As a means of preventing further abuses, I would suggest that we bring back the Kennedy study; ask Dr. Kennedy to update it if necessary, then begin programs of development within our seminaries, to start with so that we do not ordain underdeveloped persons as we obviously have in the past. Also every diocese should begin to develop human growth programs for the priests, deacons, and bishops. I am confident that our Catholic people would readily support such programs and would be willing to use our resources to do it.

As part of such a program of bringing about healthy human development, we must deal with the question of homosexuality in the priesthood. We must deal with the fact that we live in a culture that is seriously homophobic. Some of the responses to the scandal have included attacks against homosexual priests and seminarians. We must further the steps we took in our pastoral letter, “Always Our Children” to overcome the homophobia within our culture and within the Church. We must be a truly welcoming community for homosexual people. But we must also include in our human development programs elements which would enable every priest, seminarian and bishop to come to a clear awareness of his sexual orientation and a healthy acceptance of it. “Always Our Children” pointed out that homosexuals are a gift to the Church, and we should not marginalize them and push them aside. Well, if we meant what we wrote in that pastoral letter, then certainly homosexuals should be welcomed in the priesthood. But they must, just as heterosexual priests, integrate their sexuality within an honest, authentic lifestyle as a celibate person.

My fifth suggestion regarding the crisis of leadership in the Church concerns, perhaps, the most fundamental change of all. We must improve in a major way how the Church identifies and calls priests to be bishops/leaders.

Most important of all, there must be an open process. This means every adult member of the Church should have an opportunity to know how it is done and to participate in the process in some significant way.
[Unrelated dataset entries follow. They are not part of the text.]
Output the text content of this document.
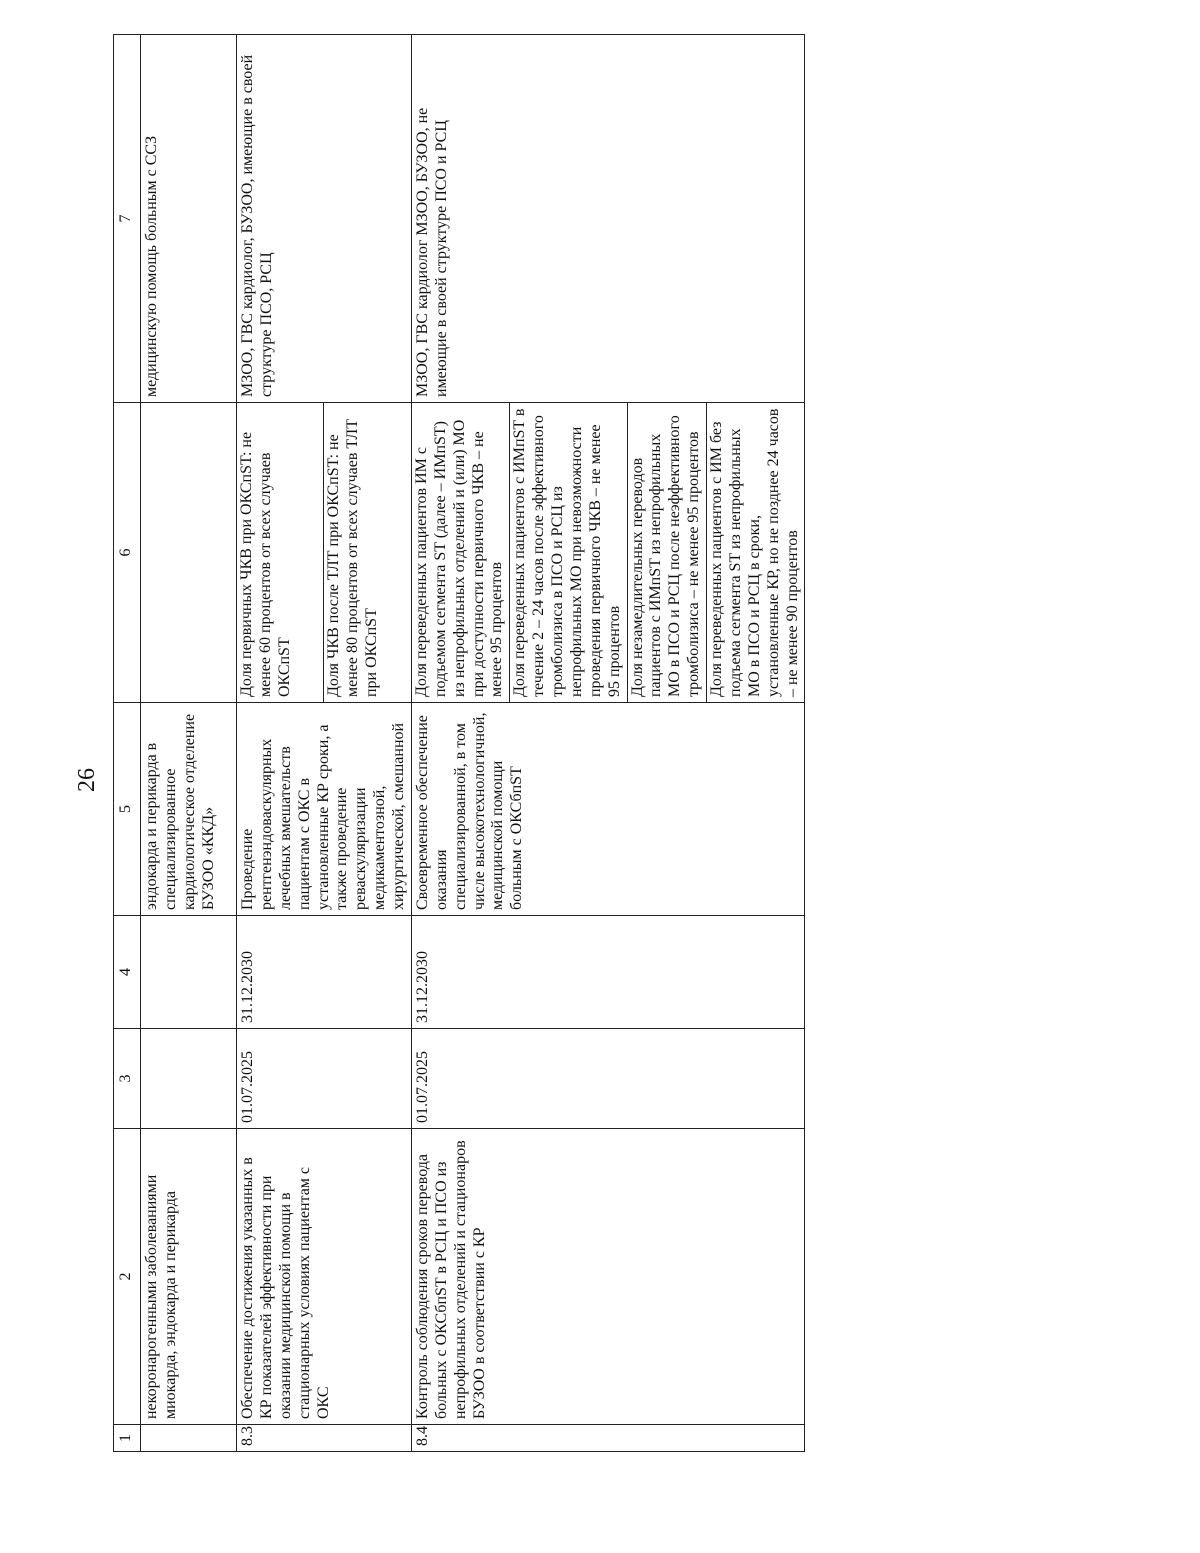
26
1	2	3	4	5	6	7
	некоронарогенными заболеваниями миокарда, эндокарда и перикарда			эндокарда и перикарда в специализированное кардиологическое отделение БУЗОО «ККД»		медицинскую помощь больным с ССЗ
8.3	Обеспечение достижения указанных в КР показателей эффективности при оказании медицинской помощи в стационарных условиях пациентам с ОКС	01.07.2025	31.12.2030	Проведение рентгенэндоваскулярных лечебных вмешательств пациентам с ОКС в установленные КР сроки, а также проведение реваскуляризации медикаментозной, хирургической, смешанной	Доля первичных ЧКВ при ОКСпST: не менее 60 процентов от всех случаев ОКСпST	МЗОО, ГВС кардиолог, БУЗОО, имеющие в своей структуре ПСО, РСЦ
					Доля ЧКВ после ТЛТ при ОКСпST: не менее 80 процентов от всех случаев ТЛТ при ОКСпST	
8.4	Контроль соблюдения сроков перевода больных с ОКСбпST в РСЦ и ПСО из непрофильных отделений и стационаров БУЗОО в соответствии с КР	01.07.2025	31.12.2030	Своевременное обеспечение оказания специализированной, в том числе высокотехнологичной, медицинской помощи больным с ОКСбпST	Доля переведенных пациентов ИМ с подъемом сегмента ST (далее – ИМпST) из непрофильных отделений и (или) МО при доступности первичного ЧКВ – не менее 95 процентов	МЗОО, ГВС кардиолог МЗОО, БУЗОО, не имеющие в своей структуре ПСО и РСЦ
					Доля переведенных пациентов с ИМпST в течение 2 – 24 часов после эффективного тромболизиса в ПСО и РСЦ из непрофильных МО при невозможности проведения первичного ЧКВ – не менее 95 процентов	
					Доля незамедлительных переводов пациентов с ИМпST из непрофильных МО в ПСО и РСЦ после неэффективного тромболизиса – не менее 95 процентов	
					Доля переведенных пациентов с ИМ без подъема сегмента ST из непрофильных МО в ПСО и РСЦ в сроки, установленные КР, но не позднее 24 часов – не менее 90 процентов	
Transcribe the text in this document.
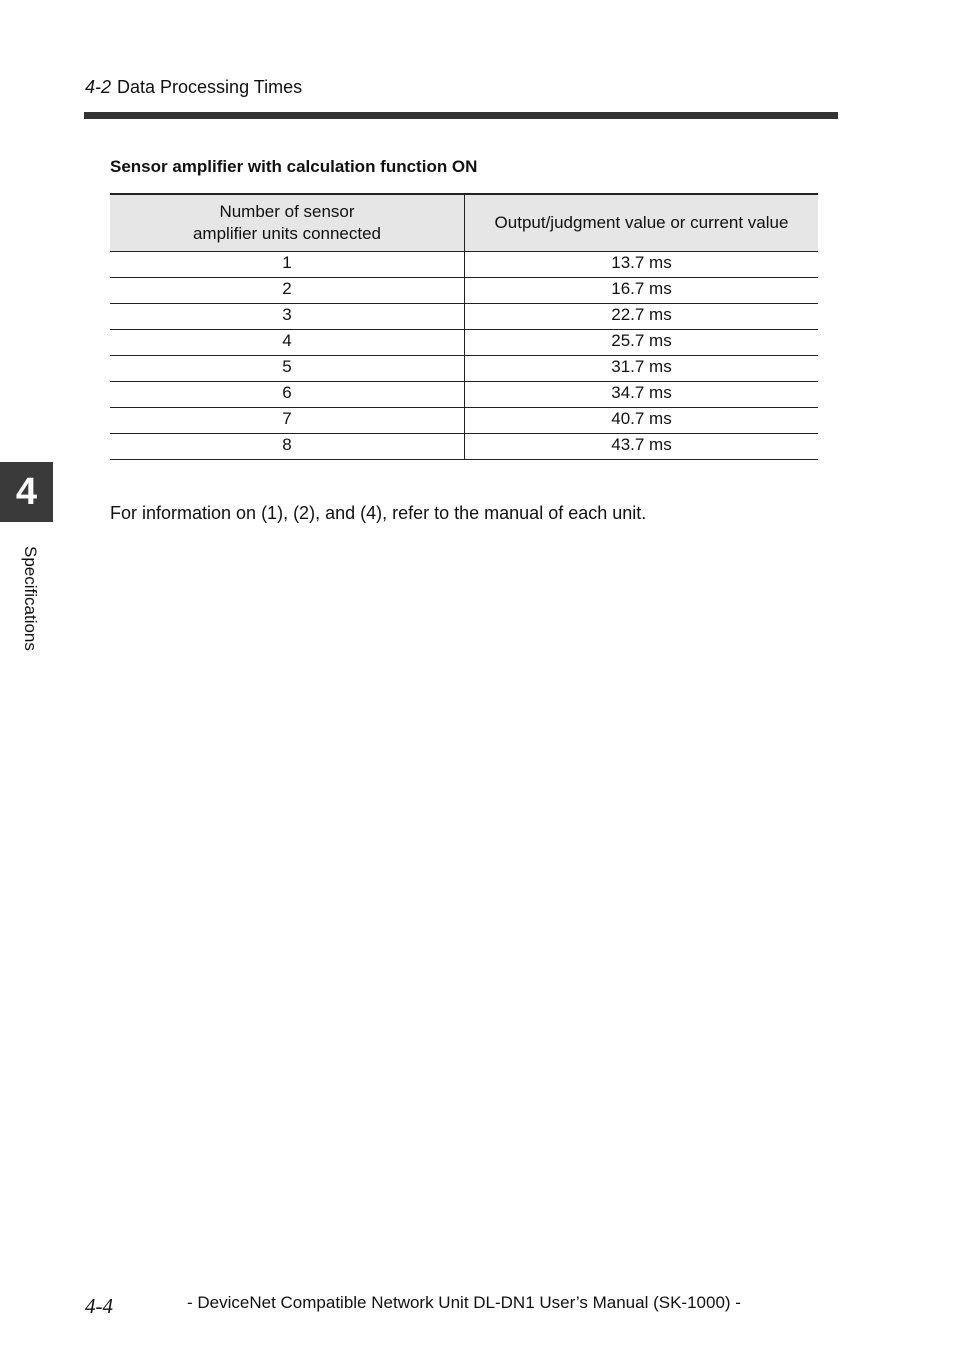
4-2 Data Processing Times
Sensor amplifier with calculation function ON
Number of sensor
amplifier units connected	Output/judgment value or current value
1	13.7 ms
2	16.7 ms
3	22.7 ms
4	25.7 ms
5	31.7 ms
6	34.7 ms
7	40.7 ms
8	43.7 ms
For information on (1), (2), and (4), refer to the manual of each unit.
4
Specifications
4-4	- DeviceNet Compatible Network Unit DL-DN1 User’s Manual (SK-1000) -
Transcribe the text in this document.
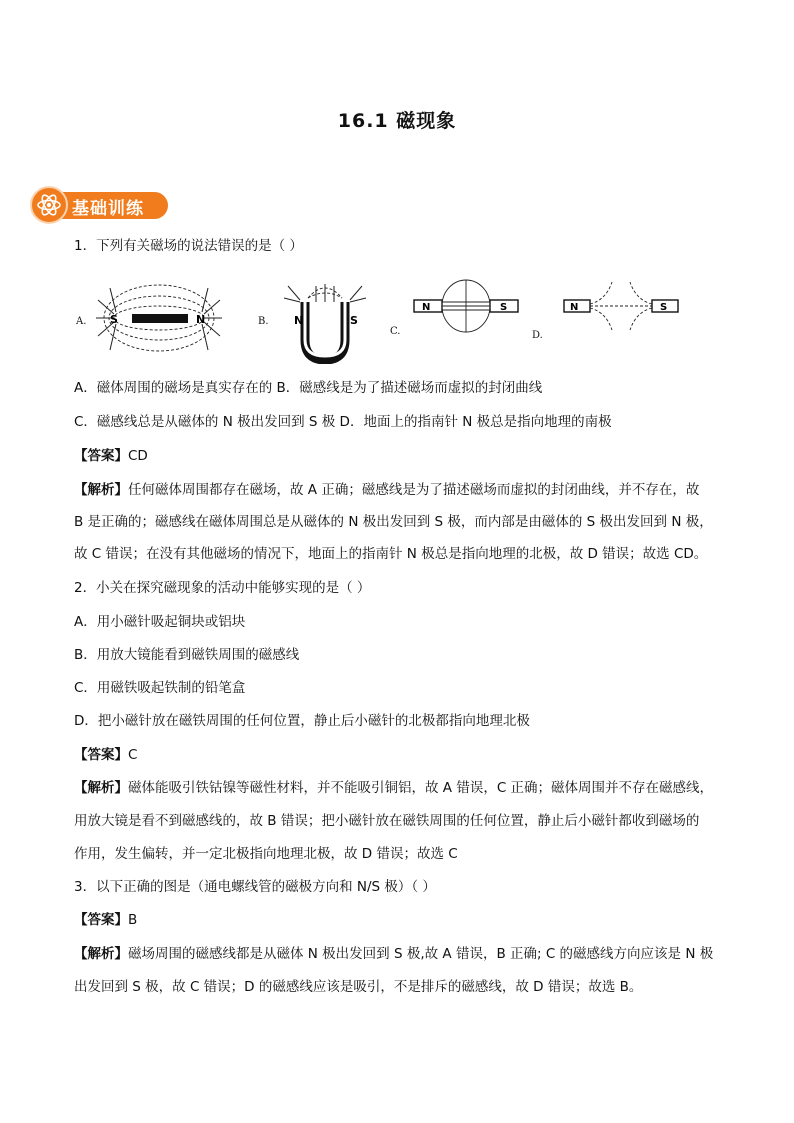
16.1 磁现象
基础训练
1．下列有关磁场的说法错误的是（ ）
S	N
A.	N	S
B.
N	S
C.
N	S
D.
A．磁体周围的磁场是真实存在的 B．磁感线是为了描述磁场而虚拟的封闭曲线
C．磁感线总是从磁体的 N 极出发回到 S 极 D．地面上的指南针 N 极总是指向地理的南极
【答案】CD
【解析】任何磁体周围都存在磁场，故 A 正确；磁感线是为了描述磁场而虚拟的封闭曲线，并不存在，故
B 是正确的；磁感线在磁体周围总是从磁体的 N 极出发回到 S 极，而内部是由磁体的 S 极出发回到 N 极，
故 C 错误；在没有其他磁场的情况下，地面上的指南针 N 极总是指向地理的北极，故 D 错误；故选 CD。
2．小关在探究磁现象的活动中能够实现的是（ ）
A．用小磁针吸起铜块或铝块
B．用放大镜能看到磁铁周围的磁感线
C．用磁铁吸起铁制的铅笔盒
D．把小磁针放在磁铁周围的任何位置，静止后小磁针的北极都指向地理北极
【答案】C
【解析】磁体能吸引铁钴镍等磁性材料，并不能吸引铜铝，故 A 错误，C 正确；磁体周围并不存在磁感线，
用放大镜是看不到磁感线的，故 B 错误；把小磁针放在磁铁周围的任何位置，静止后小磁针都收到磁场的
作用，发生偏转，并一定北极指向地理北极，故 D 错误；故选 C
3．以下正确的图是（通电螺线管的磁极方向和 N/S 极）（ ）
【答案】B
【解析】磁场周围的磁感线都是从磁体 N 极出发回到 S 极,故 A 错误，B 正确; C 的磁感线方向应该是 N 极
出发回到 S 极，故 C 错误；D 的磁感线应该是吸引，不是排斥的磁感线，故 D 错误；故选 B。
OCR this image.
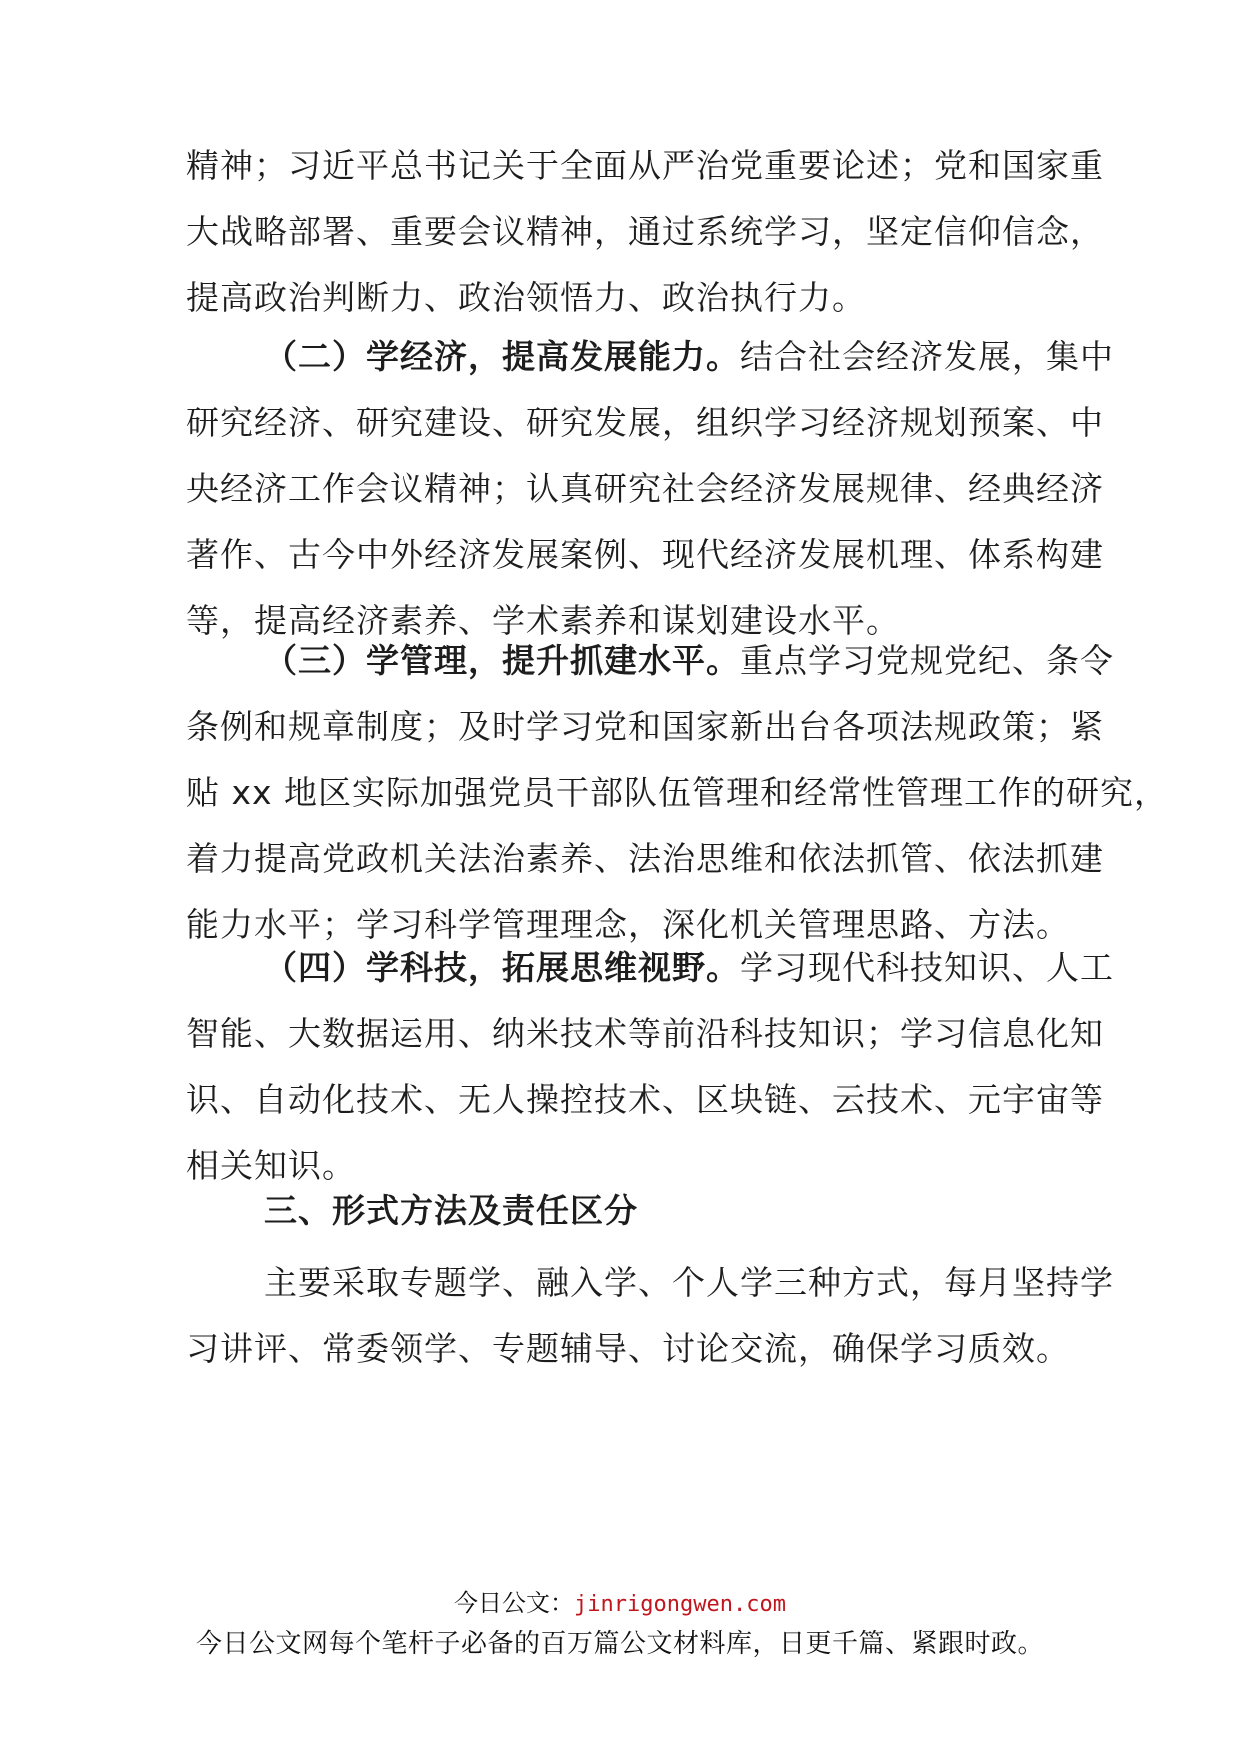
精神；习近平总书记关于全面从严治党重要论述；党和国家重
大战略部署、重要会议精神，通过系统学习，坚定信仰信念，
提高政治判断力、政治领悟力、政治执行力。
（二）学经济，提高发展能力。结合社会经济发展，集中
研究经济、研究建设、研究发展，组织学习经济规划预案、中
央经济工作会议精神；认真研究社会经济发展规律、经典经济
著作、古今中外经济发展案例、现代经济发展机理、体系构建
等，提高经济素养、学术素养和谋划建设水平。
（三）学管理，提升抓建水平。重点学习党规党纪、条令
条例和规章制度；及时学习党和国家新出台各项法规政策；紧
贴 xx 地区实际加强党员干部队伍管理和经常性管理工作的研究，
着力提高党政机关法治素养、法治思维和依法抓管、依法抓建
能力水平；学习科学管理理念，深化机关管理思路、方法。
（四）学科技，拓展思维视野。学习现代科技知识、人工
智能、大数据运用、纳米技术等前沿科技知识；学习信息化知
识、自动化技术、无人操控技术、区块链、云技术、元宇宙等
相关知识。
三、形式方法及责任区分
主要采取专题学、融入学、个人学三种方式，每月坚持学
习讲评、常委领学、专题辅导、讨论交流，确保学习质效。
今日公文：jinrigongwen.com
今日公文网每个笔杆子必备的百万篇公文材料库，日更千篇、紧跟时政。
At the present time there are criteria for naming bishops which have never been made known to the whole community. It is my conviction that these criteria eliminate priests who would be most qualified to be leaders. Others may not agree with this, but I believe a public discussion of the issue would be most fruitful. Let the whole community determine what qualities they expect in their leaders.

An open process and a participatory process would require that people who are to be considered for bishop would be nominated by the people and that the names and resumes of those who accepted nomination would be made public. A special committee representative of the whole diocese would be given the responsibility to narrow down the list of candidates to a number desired by the Holy See and only those names would be forwarded to Rome.

A process such as this would be much closer to the way bishops were named in the early Church. It would also be more consistent with the way we name other leaders in our society and would provide us with more genuine leaders.

I understand that this five part proposal would be very difficult to agree on. It would be an extraordinary challenge for our bishops and our Church to accept. But I am convinced that if we make this kind of a policy and move in this direction that we will restore to our Church a priesthood that will be able to function in a way that will bring great energy and life to our Church.

I hope that all of us will join in a spirit of prayer and a continued spirit of hope and trust that God will lead us in the direction we must go; that the bishops of our Church will fulfill the leadership role that has been entrusted to them; and that we will finally resolve this crisis and move forward as a very vibrant Church in the United States once more.